The day after Ms Miller’s passport was returned she booked a flight back to Sydney to surprise her 81-year-old mother on Christmas Eve. She had been unable to leave the country while her immigration battle continued and was relieved to have the chance to go. “It was amazing to see her. I was terrified my mum would die while all this was happening and I’d have to choose between [a future in Britain and seeing her again].”

Now back in Britain, Ms Miller is planning what she might do next. “I might try working for an NGO now. I feel very sorry for the kids here but there are services for them. What about people without access to the NHS, like kids in detention or asylum-seeking children who’ve been through the trauma of war and aren’t getting any help?”

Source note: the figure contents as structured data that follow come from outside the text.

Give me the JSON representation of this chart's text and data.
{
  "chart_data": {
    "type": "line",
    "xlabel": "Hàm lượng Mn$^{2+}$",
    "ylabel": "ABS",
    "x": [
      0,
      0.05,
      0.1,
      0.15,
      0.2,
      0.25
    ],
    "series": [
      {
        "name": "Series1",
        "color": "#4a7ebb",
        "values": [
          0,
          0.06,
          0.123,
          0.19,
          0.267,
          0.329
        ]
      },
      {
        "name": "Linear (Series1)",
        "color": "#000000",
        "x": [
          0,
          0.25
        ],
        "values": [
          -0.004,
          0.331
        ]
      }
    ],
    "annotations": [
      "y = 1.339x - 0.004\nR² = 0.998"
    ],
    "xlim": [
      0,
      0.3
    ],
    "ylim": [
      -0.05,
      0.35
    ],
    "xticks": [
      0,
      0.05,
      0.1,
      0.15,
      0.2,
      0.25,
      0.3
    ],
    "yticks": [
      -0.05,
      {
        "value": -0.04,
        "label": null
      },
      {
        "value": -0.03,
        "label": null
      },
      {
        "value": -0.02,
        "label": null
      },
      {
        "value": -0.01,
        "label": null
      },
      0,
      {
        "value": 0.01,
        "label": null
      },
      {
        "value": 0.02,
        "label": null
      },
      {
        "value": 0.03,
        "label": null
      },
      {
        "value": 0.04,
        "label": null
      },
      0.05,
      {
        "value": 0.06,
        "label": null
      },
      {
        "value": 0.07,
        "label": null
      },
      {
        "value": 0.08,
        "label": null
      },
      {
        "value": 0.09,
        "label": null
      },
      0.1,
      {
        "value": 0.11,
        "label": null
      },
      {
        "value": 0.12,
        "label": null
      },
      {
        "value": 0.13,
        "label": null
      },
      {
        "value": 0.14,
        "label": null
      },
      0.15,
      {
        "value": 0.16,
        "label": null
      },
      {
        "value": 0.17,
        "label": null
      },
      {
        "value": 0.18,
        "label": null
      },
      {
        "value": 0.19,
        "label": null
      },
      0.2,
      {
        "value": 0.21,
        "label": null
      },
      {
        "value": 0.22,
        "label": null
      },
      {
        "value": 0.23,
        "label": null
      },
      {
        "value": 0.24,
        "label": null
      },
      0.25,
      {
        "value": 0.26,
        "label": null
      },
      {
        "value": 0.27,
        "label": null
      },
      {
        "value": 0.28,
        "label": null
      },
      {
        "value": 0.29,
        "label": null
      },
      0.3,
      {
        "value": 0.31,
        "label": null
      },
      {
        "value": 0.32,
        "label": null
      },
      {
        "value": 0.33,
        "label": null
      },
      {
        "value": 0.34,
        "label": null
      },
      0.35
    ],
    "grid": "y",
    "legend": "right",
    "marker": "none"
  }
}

Why the story can only be told now

When Justice Raymond allowed Ms Miller’s appeal in October 2014, he included a gagging order in his ruling so that nobody could publicise the outcome of the case.

The judge justified the heavy-handed anonymity order by saying it was designed to protect the identities of vulnerable young former patients who had given evidence about Ms Miller’s professional skills.

But neither they nor Ms Miller’s lawyers had asked for anonymity, and would have certainly been against it if it meant a blackout on all reporting of her case. After an appeal from The Independent and Ms Miller’s lawyers, the ruling was successfully amended last week to protect their identities but not the substance of the case.